Seth: Special populations need attention. Patients with conduction disease or severe heart failure may be more susceptible to beta-blocker adverse effects during resuscitation.

Britany: And in terminally ill patients or those with do-not-resuscitate orders, aggressive interventions including experimental adjuncts like landiolol may not be appropriate. The study excluded such patients, important for interpreting applicability.

Seth: To summarize, this pilot trial found no improvement in time to ROSC with landiolol and a concerning increase in asystole incidence.

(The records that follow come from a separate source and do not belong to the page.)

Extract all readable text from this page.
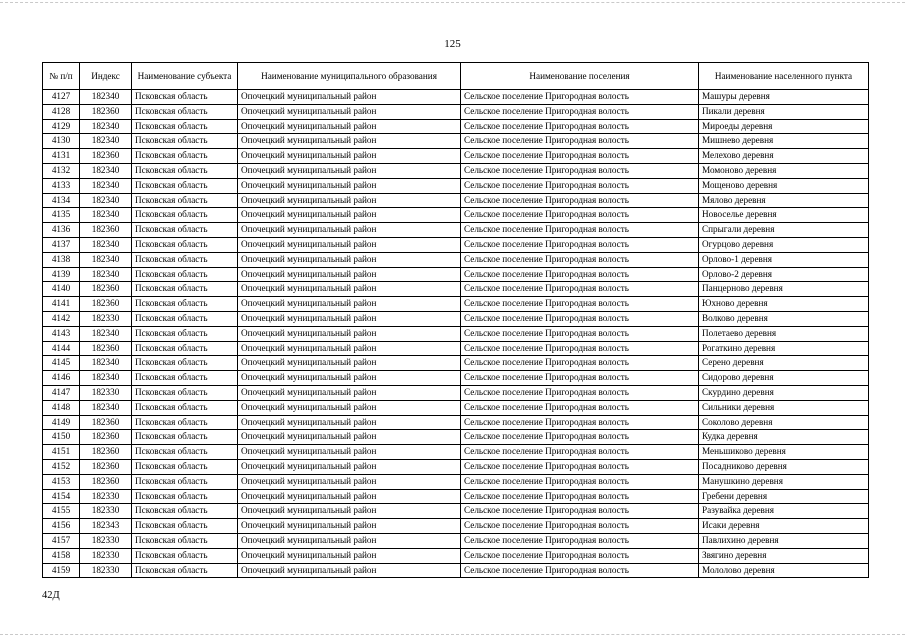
125
№ п/п	Индекс	Наименование субъекта	Наименование муниципального образования	Наименование поселения	Наименование населенного пункта
4127	182340	Псковская область	Опочецкий муниципальный район	Сельское поселение Пригородная волость	Машуры деревня
4128	182360	Псковская область	Опочецкий муниципальный район	Сельское поселение Пригородная волость	Пикали деревня
4129	182340	Псковская область	Опочецкий муниципальный район	Сельское поселение Пригородная волость	Мироеды деревня
4130	182340	Псковская область	Опочецкий муниципальный район	Сельское поселение Пригородная волость	Мишнево деревня
4131	182360	Псковская область	Опочецкий муниципальный район	Сельское поселение Пригородная волость	Мелехово деревня
4132	182340	Псковская область	Опочецкий муниципальный район	Сельское поселение Пригородная волость	Момоново деревня
4133	182340	Псковская область	Опочецкий муниципальный район	Сельское поселение Пригородная волость	Мощеново деревня
4134	182340	Псковская область	Опочецкий муниципальный район	Сельское поселение Пригородная волость	Мялово деревня
4135	182340	Псковская область	Опочецкий муниципальный район	Сельское поселение Пригородная волость	Новоселье деревня
4136	182360	Псковская область	Опочецкий муниципальный район	Сельское поселение Пригородная волость	Спрыгали деревня
4137	182340	Псковская область	Опочецкий муниципальный район	Сельское поселение Пригородная волость	Огурцово деревня
4138	182340	Псковская область	Опочецкий муниципальный район	Сельское поселение Пригородная волость	Орлово-1 деревня
4139	182340	Псковская область	Опочецкий муниципальный район	Сельское поселение Пригородная волость	Орлово-2 деревня
4140	182360	Псковская область	Опочецкий муниципальный район	Сельское поселение Пригородная волость	Панцерново деревня
4141	182360	Псковская область	Опочецкий муниципальный район	Сельское поселение Пригородная волость	Юхново деревня
4142	182330	Псковская область	Опочецкий муниципальный район	Сельское поселение Пригородная волость	Волково деревня
4143	182340	Псковская область	Опочецкий муниципальный район	Сельское поселение Пригородная волость	Полетаево деревня
4144	182360	Псковская область	Опочецкий муниципальный район	Сельское поселение Пригородная волость	Рогаткино деревня
4145	182340	Псковская область	Опочецкий муниципальный район	Сельское поселение Пригородная волость	Серено деревня
4146	182340	Псковская область	Опочецкий муниципальный район	Сельское поселение Пригородная волость	Сидорово деревня
4147	182330	Псковская область	Опочецкий муниципальный район	Сельское поселение Пригородная волость	Скурдино деревня
4148	182340	Псковская область	Опочецкий муниципальный район	Сельское поселение Пригородная волость	Сильники деревня
4149	182360	Псковская область	Опочецкий муниципальный район	Сельское поселение Пригородная волость	Соколово деревня
4150	182360	Псковская область	Опочецкий муниципальный район	Сельское поселение Пригородная волость	Кудка деревня
4151	182360	Псковская область	Опочецкий муниципальный район	Сельское поселение Пригородная волость	Меньшиково деревня
4152	182360	Псковская область	Опочецкий муниципальный район	Сельское поселение Пригородная волость	Посадниково деревня
4153	182360	Псковская область	Опочецкий муниципальный район	Сельское поселение Пригородная волость	Манушкино деревня
4154	182330	Псковская область	Опочецкий муниципальный район	Сельское поселение Пригородная волость	Гребени деревня
4155	182330	Псковская область	Опочецкий муниципальный район	Сельское поселение Пригородная волость	Разувайка деревня
4156	182343	Псковская область	Опочецкий муниципальный район	Сельское поселение Пригородная волость	Исаки деревня
4157	182330	Псковская область	Опочецкий муниципальный район	Сельское поселение Пригородная волость	Павлихино деревня
4158	182330	Псковская область	Опочецкий муниципальный район	Сельское поселение Пригородная волость	Звягино деревня
4159	182330	Псковская область	Опочецкий муниципальный район	Сельское поселение Пригородная волость	Мололово деревня
42Д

It challenges prior low-quality evidence suggesting beta-blockers might help in refractory VF during OHCA.

Britany: Clinicians should remain cautious about incorporating landiolol into resuscitation protocols until more robust safety and efficacy data are available. Meanwhile, adherence to established ACLS guidelines remains paramount.

Seth: Absolutely. This study reminds us that promising pharmacologic strategies require rigorous testing before widespread adoption.

Britany: Thanks for this insightful discussion, Seth. For listeners, we encourage reviewing the full study by Gelbenegger et al., published in Resuscitation, August 2024. PMID 38866231.

Seth: Thanks, Britany, and thanks to everyone tuning in to PACULit. Stay curious, stay critical, and keep advancing patient care through evidence-based practice.